Now, supposing that you have chosen n such that 1 <= n <= b. You are going to minimize the residual sum of squares if you chose the columns of A such that span(A) = span(First n eigen vectors of C). If you don't have any other good reasons, just choose the columns of A to be to first n eigen vectors of C. Once you have chosen A, you can get the values of B in the usual linear regression way. I.e. B = (A'A)^(-1)A' C
You have a couple of options. The Levenberg-Marquadt algorithm is generally recognized as the best LS method. A free implementation is available at here. However, if the calculation is fast and you have a decent number of parameters, I would strongly suggest a Monte Carlo method such as simulated annealing.
You start with some set of parameters in the answer, and then you increase one of them by a random percentage up to a maximum. You then calculate the fitness function for your system. Now, here's the trick. You don't throw away the bad answers. You accept them with a Boltzmann probability distribution.
P = exp(-(x-x0)/T)
where T is a temperature parameter and x-x0 is the current fitness value minus the previous. After x number of iterations, you decrease T by a fixed amount (this is called the cooling schedule). You then repeat this process for another random parameter. As T decreases, fewer poor solutions are chosen, and eventually the procedure becomes a "greedy search" only accepting the solutions that improve the fit. If your system has many free parameters (> 10 or so), this is really the only way to go where you will have any chance of getting to a global minimum. This fitting method takes about 20 minutes to write in code, and a couple of hours to tweak.
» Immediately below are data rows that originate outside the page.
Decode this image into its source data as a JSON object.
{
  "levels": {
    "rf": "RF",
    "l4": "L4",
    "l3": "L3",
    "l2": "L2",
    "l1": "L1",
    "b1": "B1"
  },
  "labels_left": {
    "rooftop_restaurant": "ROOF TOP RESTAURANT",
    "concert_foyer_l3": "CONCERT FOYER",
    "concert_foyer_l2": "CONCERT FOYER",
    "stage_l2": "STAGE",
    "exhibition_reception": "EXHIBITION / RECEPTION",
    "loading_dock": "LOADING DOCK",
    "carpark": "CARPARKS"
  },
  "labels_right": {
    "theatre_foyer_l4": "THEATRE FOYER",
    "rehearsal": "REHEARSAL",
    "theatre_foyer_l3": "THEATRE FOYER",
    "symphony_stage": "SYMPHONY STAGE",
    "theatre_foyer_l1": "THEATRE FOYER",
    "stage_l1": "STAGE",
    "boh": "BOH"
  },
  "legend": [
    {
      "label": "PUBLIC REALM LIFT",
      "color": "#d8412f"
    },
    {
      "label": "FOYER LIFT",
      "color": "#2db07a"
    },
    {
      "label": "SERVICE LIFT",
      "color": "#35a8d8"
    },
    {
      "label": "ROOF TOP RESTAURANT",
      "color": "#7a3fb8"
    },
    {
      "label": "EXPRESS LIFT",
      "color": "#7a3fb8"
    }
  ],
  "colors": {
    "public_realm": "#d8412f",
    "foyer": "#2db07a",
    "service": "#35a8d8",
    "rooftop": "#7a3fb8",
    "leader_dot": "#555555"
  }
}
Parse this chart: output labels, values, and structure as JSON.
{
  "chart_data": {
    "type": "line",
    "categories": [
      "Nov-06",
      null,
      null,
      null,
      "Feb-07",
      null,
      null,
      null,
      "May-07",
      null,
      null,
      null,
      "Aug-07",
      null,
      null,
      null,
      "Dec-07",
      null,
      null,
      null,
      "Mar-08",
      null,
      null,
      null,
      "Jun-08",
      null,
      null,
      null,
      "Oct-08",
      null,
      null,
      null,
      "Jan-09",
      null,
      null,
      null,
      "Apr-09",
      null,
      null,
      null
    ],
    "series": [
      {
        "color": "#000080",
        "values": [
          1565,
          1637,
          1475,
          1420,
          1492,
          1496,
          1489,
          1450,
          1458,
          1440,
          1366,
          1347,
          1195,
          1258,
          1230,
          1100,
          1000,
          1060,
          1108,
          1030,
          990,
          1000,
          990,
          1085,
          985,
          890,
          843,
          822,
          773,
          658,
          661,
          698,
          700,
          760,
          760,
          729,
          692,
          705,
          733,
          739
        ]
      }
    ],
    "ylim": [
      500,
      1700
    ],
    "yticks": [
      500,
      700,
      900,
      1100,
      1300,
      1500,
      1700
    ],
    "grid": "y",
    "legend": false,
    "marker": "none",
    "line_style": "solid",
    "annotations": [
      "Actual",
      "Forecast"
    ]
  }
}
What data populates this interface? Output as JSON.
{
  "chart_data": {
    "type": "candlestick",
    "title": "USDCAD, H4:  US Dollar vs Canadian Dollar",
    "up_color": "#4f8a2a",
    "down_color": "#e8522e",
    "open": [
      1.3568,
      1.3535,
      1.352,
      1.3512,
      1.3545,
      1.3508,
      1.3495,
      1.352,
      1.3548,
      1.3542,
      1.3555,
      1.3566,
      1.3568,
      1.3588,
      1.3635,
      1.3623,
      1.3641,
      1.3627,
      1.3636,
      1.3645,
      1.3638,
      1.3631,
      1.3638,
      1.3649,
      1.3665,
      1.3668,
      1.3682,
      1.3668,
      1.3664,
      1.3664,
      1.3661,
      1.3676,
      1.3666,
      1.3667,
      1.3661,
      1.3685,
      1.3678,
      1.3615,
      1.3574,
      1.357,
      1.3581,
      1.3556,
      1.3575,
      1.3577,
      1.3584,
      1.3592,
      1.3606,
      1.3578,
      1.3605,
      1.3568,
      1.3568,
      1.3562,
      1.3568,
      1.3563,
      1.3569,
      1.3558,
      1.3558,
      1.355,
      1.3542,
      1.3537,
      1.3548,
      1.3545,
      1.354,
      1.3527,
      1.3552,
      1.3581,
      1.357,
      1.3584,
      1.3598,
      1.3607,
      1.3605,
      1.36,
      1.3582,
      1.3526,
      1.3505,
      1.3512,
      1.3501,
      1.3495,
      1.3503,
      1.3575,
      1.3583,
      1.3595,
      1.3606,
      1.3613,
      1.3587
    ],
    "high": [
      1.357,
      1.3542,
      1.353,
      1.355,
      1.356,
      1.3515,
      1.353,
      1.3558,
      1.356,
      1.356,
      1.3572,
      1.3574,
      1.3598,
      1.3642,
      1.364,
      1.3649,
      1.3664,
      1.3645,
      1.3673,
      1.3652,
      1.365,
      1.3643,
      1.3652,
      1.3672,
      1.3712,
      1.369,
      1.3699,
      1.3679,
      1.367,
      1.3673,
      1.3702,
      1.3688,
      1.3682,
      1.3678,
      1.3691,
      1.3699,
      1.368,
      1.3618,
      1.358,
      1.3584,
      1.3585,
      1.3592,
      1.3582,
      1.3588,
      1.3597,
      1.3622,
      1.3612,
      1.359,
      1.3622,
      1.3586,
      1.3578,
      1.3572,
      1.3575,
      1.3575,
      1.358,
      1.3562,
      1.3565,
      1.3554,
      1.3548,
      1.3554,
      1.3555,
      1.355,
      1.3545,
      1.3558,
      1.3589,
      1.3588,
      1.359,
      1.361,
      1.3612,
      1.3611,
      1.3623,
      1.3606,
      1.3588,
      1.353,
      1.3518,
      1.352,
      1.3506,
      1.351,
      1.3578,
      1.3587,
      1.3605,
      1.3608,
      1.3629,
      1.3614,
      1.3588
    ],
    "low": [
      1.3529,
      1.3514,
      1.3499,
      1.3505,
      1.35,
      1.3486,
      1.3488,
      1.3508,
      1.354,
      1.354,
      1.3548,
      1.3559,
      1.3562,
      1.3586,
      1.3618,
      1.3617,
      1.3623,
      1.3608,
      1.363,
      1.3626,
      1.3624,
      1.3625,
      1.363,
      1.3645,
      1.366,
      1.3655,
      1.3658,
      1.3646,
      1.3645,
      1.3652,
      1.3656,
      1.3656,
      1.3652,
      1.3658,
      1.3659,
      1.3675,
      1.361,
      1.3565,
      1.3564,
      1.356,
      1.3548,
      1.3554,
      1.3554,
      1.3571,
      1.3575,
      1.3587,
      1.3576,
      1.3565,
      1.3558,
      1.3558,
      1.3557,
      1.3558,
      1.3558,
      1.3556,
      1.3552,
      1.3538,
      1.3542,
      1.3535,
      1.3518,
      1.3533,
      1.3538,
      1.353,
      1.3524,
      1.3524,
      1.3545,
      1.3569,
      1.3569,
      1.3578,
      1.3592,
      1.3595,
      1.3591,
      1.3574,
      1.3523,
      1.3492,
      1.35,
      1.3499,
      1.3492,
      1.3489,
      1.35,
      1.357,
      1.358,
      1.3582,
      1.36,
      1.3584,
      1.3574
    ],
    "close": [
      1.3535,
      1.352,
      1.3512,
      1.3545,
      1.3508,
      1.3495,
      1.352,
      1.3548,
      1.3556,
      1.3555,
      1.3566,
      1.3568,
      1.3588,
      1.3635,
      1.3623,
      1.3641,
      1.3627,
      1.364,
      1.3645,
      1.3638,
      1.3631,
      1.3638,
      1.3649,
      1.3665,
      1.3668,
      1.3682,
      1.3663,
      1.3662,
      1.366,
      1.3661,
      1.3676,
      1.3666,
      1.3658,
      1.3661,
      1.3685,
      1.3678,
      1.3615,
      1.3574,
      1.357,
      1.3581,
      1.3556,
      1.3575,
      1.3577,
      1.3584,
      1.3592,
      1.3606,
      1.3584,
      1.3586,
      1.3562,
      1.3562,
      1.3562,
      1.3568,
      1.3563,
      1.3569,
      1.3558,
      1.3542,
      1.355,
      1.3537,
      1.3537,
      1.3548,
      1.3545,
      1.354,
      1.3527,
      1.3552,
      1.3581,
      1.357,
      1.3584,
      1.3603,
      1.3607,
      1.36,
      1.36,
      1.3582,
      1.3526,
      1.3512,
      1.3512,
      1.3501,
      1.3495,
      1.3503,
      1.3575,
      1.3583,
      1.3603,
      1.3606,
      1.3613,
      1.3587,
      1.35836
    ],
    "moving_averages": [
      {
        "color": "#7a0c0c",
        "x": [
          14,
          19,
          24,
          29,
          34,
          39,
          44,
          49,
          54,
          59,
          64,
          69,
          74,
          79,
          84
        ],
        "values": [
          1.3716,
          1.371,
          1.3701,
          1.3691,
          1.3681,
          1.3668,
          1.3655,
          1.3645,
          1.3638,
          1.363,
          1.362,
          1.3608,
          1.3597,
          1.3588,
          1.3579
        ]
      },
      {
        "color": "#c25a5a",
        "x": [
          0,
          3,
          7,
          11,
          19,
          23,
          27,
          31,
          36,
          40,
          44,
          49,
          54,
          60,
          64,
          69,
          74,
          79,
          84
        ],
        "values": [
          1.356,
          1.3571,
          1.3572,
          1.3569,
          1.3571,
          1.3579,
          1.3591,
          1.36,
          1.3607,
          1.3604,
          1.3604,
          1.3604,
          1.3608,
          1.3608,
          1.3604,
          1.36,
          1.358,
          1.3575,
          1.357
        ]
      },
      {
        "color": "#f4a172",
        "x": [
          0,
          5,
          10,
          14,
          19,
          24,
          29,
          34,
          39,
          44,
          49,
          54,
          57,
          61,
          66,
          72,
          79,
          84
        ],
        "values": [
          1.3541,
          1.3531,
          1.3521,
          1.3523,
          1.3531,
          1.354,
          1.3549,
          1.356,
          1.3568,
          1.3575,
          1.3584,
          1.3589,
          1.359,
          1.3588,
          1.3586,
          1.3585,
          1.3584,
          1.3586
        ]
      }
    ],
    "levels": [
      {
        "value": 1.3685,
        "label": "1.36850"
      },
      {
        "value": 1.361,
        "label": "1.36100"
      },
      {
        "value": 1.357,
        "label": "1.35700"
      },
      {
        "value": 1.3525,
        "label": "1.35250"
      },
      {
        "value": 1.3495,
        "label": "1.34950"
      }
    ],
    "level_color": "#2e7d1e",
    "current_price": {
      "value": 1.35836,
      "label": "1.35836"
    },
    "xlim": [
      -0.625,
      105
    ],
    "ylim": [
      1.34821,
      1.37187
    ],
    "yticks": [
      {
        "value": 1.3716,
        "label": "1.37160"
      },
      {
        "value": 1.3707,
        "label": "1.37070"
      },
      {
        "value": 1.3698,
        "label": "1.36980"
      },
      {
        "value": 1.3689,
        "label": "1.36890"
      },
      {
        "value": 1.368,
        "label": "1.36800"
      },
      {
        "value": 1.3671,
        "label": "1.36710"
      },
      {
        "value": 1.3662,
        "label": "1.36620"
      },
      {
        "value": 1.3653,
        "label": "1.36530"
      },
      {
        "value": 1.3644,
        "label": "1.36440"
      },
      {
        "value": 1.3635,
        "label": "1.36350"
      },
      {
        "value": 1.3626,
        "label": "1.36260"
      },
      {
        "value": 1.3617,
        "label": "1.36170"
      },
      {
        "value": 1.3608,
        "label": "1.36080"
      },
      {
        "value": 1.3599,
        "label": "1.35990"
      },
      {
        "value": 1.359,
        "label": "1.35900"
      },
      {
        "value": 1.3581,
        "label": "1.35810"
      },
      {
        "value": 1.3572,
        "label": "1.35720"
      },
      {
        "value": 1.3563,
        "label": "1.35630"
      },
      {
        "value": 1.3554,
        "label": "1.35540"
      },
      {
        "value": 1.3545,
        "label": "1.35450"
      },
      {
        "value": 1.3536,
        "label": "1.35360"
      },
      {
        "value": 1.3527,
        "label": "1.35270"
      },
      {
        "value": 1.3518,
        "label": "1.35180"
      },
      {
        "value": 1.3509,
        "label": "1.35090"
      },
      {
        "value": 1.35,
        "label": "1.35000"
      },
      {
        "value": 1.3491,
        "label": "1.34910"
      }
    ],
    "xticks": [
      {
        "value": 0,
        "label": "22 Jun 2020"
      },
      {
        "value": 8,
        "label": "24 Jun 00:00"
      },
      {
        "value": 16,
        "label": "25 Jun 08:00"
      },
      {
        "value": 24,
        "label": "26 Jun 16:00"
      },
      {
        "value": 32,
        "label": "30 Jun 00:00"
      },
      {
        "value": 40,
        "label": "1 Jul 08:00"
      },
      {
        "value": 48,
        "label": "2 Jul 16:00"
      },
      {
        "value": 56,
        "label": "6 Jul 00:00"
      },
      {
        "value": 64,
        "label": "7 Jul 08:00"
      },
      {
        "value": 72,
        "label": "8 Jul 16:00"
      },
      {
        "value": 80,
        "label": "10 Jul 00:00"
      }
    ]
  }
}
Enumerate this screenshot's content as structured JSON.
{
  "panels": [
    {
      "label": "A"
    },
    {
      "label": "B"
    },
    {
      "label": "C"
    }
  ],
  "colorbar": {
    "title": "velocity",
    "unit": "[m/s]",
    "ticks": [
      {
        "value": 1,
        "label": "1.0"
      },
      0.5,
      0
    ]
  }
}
Hope this helps.
FYI, Wolfram has a nice discussion of this in the context of the traveling salesman problem, and I've been using it very successfully to solve some very difficult global minimization problems. It is slower than LM methods, but much better in most difficult/relatively large cases.
Based on the realization that cutting B to a single column and them removing row with unknowns converts this to very near a known problem, One approach would be to:
seed A with random values.
solve for each column of B independently.
rework the problem to allow solving for each row of A given the B values from step 2.
repeat at step 2 until things settle out.
I have no clue if that is even stable.